International Dawn Chorus Day takes place on the first Sunday of May each year and is a worldwide celebration of nature's greatest symphony.

The Wildlife Trusts - Dawn Chorus Day

RSPB - Join the Dawn Chorus Festival

This global event began in the UK in 1987 when wildlife enthusiast and local broadcaster Chris Baines decided to celebrate his birthday by inviting friends and family to listen to wildlife wake up with him at Moseley Bog in Birmingham. The event was promoted by the Birmingham and Black Country Wildlife Trust where Chris Baines was Vice-President and it grew in to a UK and global event.

From late December, the days get longer and lighter and the volume, intensity and diversity of bird song increases. By the end of April and the beginning of May, the dawn chorus reaches its peak as our summer visitors join our resident birds.

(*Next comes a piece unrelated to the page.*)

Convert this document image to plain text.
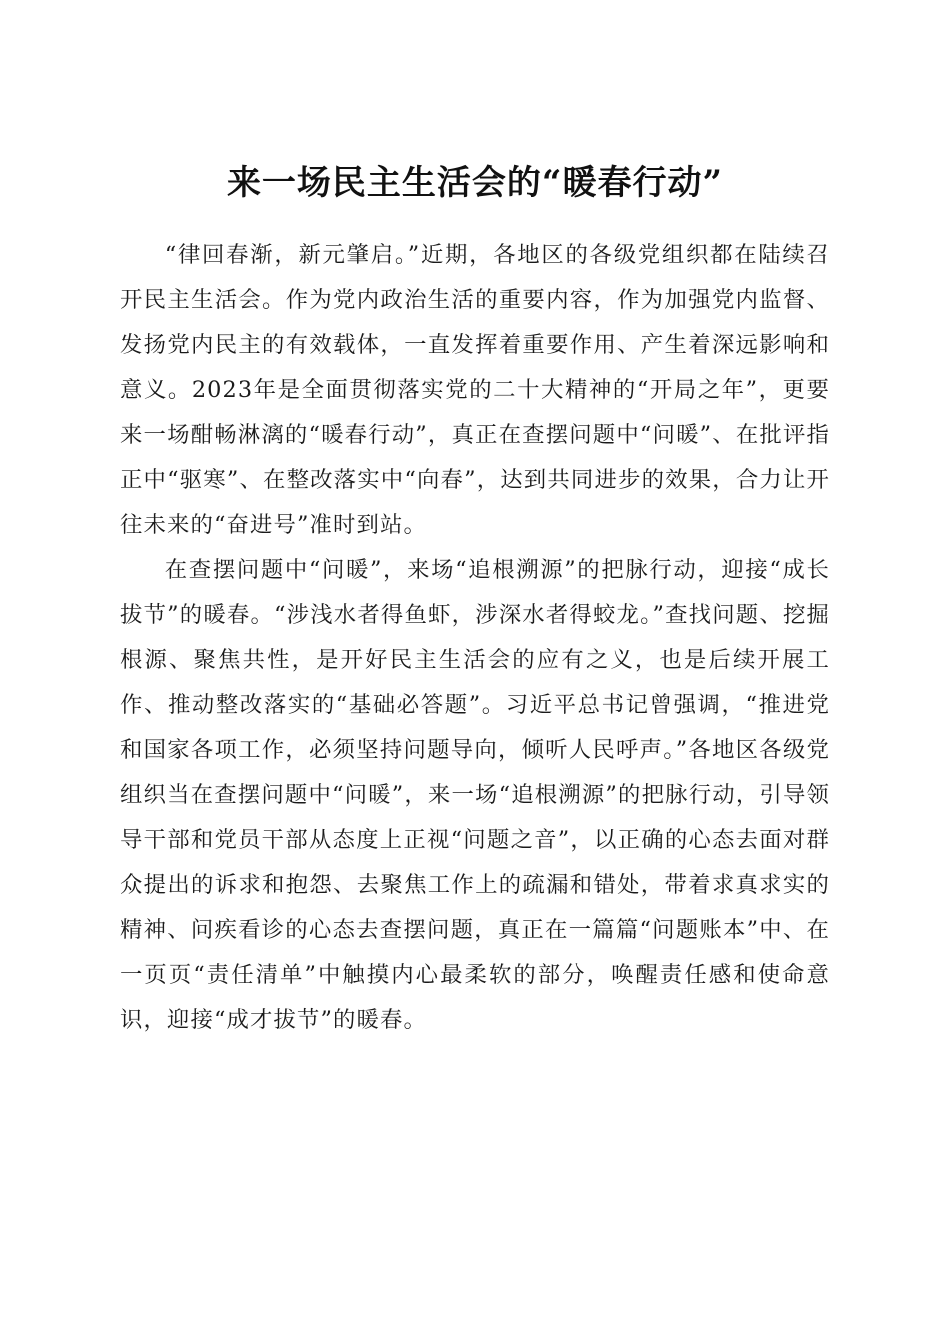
来一场民主生活会的“暖春行动”

“律回春渐，新元肇启。”近期，各地区的各级党组织都在陆续召开民主生活会。作为党内政治生活的重要内容，作为加强党内监督、发扬党内民主的有效载体，一直发挥着重要作用、产生着深远影响和意义。2023年是全面贯彻落实党的二十大精神的“开局之年”，更要来一场酣畅淋漓的“暖春行动”，真正在查摆问题中“问暖”、在批评指正中“驱寒”、在整改落实中“向春”，达到共同进步的效果，合力让开往未来的“奋进号”准时到站。

在查摆问题中“问暖”，来场“追根溯源”的把脉行动，迎接“成长拔节”的暖春。“涉浅水者得鱼虾，涉深水者得蛟龙。”查找问题、挖掘根源、聚焦共性，是开好民主生活会的应有之义，也是后续开展工作、推动整改落实的“基础必答题”。习近平总书记曾强调，“推进党和国家各项工作，必须坚持问题导向，倾听人民呼声。”各地区各级党组织当在查摆问题中“问暖”，来一场“追根溯源”的把脉行动，引导领导干部和党员干部从态度上正视“问题之音”，以正确的心态去面对群众提出的诉求和抱怨、去聚焦工作上的疏漏和错处，带着求真求实的精神、问疾看诊的心态去查摆问题，真正在一篇篇“问题账本”中、在一页页“责任清单”中触摸内心最柔软的部分，唤醒责任感和使命意识，迎接“成才拔节”的暖春。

"The woods are a battlefield, and not just between opposing males of the same species. The dawn chorus sounds like an orchestra, but it is really a sonic ecosystem where the competition to be heard has driven every species into its own special acoustic niche."

For this year’s International Dawn Chorus Day, I set my alarm for stupid o’clock and left home at 4 a.m. for a walk around my St. Nicholas Church local patch site. There was already a male Blackbird singing.

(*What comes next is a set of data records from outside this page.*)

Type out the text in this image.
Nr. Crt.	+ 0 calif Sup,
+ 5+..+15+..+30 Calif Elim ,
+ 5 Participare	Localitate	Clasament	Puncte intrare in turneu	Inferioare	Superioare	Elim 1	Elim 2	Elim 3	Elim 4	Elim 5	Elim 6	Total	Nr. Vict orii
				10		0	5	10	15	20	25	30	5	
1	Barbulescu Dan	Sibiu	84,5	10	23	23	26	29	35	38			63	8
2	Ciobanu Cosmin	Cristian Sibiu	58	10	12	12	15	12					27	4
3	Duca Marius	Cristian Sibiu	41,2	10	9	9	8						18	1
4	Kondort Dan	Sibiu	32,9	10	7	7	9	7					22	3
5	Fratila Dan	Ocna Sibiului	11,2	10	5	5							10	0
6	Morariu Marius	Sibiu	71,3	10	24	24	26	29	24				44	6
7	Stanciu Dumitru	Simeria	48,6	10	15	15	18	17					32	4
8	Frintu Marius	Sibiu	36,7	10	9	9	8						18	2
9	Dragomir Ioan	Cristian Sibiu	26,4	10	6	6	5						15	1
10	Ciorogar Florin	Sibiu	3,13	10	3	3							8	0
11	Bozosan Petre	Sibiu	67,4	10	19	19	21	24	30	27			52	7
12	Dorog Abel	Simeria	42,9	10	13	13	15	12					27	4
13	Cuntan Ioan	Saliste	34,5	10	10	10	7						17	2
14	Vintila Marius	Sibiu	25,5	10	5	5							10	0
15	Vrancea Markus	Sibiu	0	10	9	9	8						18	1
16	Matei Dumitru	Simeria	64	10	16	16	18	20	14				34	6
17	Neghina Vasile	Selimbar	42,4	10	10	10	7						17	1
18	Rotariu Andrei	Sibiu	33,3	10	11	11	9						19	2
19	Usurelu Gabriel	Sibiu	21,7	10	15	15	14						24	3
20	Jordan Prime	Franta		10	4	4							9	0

Over the next 1.5 hours, the dawn chorus developed and I recorded the following species as they joined in:

Blackbird (at least 5 singing males)

Woodpigeon 

Robin

Song Thrush (at least 5 singing males)

Carrion Crow 

Blackcap (at least 8 singing males)

Great Tit

Chiffchaff (at least 8 singing males with one seen)

Wren

Lesser Whitethroat (singing male still at the usual location in the northern section of the site)

Blue Tit

Green Woodpecker 

Magpie

My Merlin app also claimed to “hear” the following:

Long-tailed Tit 

House Sparrow 

Greenfinch

Jackdaw

Common Redshank 

Nuthatch 

I record the first 4 of these species at the site on a fairly regular basis so it would not have been surprising if some or all of them were present in addition to those species that I did hear during my visit.

I have never seen or heard either of the last 2 species at the site and it would be exceptional if they were present this morning. Therefore, I suspect that Merlin erroneously “heard” these species.

Having heard both a male and female Tawny Owl during my visit on 16th April 2025, I was disappointed to hear neither bird again whilst it was still dark.